Industry Braces for Economic Impact
Shares in Stellantis and Porsche dropped 4% on Thursday, while Mercedes-Benz fell 2.8%. General Motors and Ford Motor experienced even steeper declines, with premarket trading showing losses of 6.5% and 4.3%, respectively. Porsche, which lacks a U.S. production facility, saw a more pronounced drop of 4.9%.

The tariffs could significantly raise vehicle prices in the U.S., contradicting Trump’s pledge to combat consumer product inflation. Analysts at Bernstein Research noted that the policy has heightened investor concerns. “These policies have already made equity and debt markets extremely nervous, and we know that the president regards the Dow Jones index as a key barometer of his success,” they wrote in a note.
According to Cox Automotive, a leading industry research firm, the new tariffs could add approximately $3,000 to the cost of a U.S.-manufactured vehicle and up to $6,000 for cars produced in Canada or Mexico without exemptions. The firm predicts that if the tariffs proceed, North American vehicle production could drop by around 20,000 units per day, a reduction of roughly 30%.

Implications for North American Trade
Automakers in North America have largely operated under free trade agreements since 1994, with Trump’s 2020 U.S.-Mexico-Canada Agreement (USMCA) reinforcing regional content rules.

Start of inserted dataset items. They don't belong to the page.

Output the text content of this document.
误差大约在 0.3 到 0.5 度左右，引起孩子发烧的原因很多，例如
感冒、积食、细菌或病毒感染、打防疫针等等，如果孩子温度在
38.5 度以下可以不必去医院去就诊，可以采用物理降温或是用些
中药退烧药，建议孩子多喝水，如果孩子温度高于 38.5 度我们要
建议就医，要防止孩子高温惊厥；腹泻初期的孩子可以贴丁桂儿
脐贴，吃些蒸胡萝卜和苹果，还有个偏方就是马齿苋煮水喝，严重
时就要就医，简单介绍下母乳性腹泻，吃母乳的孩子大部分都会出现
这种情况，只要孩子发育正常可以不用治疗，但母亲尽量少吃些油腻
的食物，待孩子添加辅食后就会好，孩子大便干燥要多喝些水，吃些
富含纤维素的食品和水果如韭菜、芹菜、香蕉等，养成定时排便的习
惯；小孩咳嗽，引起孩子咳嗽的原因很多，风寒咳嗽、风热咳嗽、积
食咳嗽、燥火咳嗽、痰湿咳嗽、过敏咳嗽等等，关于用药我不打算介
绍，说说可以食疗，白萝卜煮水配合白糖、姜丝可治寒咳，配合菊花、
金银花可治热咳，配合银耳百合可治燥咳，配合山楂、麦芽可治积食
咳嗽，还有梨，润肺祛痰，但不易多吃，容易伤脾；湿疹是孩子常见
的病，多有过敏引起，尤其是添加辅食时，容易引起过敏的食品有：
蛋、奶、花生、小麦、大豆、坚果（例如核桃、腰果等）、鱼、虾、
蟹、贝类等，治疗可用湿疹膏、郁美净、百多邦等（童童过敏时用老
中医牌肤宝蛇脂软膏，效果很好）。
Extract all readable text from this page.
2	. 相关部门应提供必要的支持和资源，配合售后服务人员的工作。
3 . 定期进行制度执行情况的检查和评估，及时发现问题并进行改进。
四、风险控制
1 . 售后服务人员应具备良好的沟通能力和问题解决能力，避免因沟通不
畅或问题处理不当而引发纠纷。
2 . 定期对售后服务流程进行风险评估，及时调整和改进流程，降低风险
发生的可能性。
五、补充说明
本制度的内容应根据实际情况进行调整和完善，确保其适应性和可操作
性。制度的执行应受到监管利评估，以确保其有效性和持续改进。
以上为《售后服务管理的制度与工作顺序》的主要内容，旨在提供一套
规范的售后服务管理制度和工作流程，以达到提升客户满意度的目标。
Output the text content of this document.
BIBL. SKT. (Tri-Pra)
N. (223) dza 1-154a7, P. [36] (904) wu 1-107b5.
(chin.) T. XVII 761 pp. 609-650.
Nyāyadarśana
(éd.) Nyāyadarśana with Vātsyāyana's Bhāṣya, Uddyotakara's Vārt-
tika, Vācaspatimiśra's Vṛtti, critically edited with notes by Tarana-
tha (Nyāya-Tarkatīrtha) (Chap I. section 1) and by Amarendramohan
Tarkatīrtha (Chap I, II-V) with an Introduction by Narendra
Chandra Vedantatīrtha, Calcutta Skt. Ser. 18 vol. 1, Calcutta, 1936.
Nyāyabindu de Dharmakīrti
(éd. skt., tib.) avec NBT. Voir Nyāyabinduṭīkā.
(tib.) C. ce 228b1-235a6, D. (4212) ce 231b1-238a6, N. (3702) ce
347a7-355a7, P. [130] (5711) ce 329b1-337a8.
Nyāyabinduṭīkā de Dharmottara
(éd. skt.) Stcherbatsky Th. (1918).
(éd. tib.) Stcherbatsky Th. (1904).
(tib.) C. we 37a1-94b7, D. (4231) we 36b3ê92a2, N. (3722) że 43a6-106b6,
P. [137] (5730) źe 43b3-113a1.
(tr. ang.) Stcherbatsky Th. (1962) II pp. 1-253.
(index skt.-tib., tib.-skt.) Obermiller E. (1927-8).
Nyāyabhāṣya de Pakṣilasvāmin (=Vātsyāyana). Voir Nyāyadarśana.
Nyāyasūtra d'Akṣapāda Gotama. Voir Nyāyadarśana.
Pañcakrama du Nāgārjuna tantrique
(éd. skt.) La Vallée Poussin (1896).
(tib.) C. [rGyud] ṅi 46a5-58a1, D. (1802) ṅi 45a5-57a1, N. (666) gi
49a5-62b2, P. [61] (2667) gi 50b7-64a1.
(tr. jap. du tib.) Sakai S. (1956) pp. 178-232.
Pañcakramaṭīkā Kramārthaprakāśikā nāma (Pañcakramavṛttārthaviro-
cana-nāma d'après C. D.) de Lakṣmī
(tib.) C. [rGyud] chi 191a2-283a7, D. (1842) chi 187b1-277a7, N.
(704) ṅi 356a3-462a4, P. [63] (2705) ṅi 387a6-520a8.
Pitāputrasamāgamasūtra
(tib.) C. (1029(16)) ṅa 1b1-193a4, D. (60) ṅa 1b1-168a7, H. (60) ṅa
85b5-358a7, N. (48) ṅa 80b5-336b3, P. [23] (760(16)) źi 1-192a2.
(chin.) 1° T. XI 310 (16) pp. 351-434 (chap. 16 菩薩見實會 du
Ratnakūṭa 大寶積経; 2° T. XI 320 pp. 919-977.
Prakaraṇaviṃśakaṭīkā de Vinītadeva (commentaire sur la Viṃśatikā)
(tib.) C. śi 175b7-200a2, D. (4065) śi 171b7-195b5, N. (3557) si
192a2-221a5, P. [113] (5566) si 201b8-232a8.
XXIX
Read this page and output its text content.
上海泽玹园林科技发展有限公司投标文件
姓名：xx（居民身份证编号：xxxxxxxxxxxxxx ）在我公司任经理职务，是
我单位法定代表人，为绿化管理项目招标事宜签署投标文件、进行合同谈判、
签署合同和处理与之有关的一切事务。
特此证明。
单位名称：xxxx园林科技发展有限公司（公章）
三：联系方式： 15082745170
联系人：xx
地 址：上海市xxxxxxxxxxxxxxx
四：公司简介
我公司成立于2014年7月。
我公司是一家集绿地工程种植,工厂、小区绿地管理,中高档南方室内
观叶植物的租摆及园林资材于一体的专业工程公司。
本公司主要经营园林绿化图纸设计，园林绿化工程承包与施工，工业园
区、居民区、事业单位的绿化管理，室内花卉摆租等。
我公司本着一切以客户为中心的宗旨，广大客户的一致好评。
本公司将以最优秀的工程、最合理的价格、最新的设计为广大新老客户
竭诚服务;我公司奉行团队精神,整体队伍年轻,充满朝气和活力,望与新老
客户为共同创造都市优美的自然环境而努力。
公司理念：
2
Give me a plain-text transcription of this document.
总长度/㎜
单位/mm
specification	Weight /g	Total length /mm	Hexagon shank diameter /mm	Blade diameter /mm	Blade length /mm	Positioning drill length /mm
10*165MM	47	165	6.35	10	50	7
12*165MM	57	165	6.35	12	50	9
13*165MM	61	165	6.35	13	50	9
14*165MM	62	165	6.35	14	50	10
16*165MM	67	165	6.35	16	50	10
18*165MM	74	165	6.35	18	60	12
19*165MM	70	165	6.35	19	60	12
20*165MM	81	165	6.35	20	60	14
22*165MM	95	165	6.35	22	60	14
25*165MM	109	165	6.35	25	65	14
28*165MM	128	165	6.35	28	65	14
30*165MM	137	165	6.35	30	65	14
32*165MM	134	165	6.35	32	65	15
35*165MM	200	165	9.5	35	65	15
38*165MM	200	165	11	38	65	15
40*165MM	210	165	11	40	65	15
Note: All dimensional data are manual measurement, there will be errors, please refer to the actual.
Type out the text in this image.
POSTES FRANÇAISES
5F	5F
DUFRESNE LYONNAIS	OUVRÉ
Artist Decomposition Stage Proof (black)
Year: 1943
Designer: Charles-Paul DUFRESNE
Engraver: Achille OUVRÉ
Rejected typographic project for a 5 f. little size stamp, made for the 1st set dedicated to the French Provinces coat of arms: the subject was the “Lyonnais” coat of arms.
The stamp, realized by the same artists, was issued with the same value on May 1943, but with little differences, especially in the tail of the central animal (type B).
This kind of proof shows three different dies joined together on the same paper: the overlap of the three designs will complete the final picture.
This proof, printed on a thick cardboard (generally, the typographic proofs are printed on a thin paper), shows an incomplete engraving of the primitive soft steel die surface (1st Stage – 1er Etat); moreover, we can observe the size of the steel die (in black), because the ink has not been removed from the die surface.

However, the new tariff policy does not extend previous exemptions for vehicles compliant with USMCA terms.
While the White House stated that importers under USMCA will have the option to certify U.S. content and only pay tariffs on non-U.S. components, uncertainty remains over how automakers will respond. Trump has reiterated that he expects the tariffs to encourage carmakers to boost investment in U.S. manufacturing rather than relying on Canada or Mexico.

Moritz Kronenberger of Union Investment, which holds shares in Volvo, Volkswagen, Mercedes-Benz, and Continental, said the impact would be felt industry-wide. “This is a disaster for the entire sector,” he said.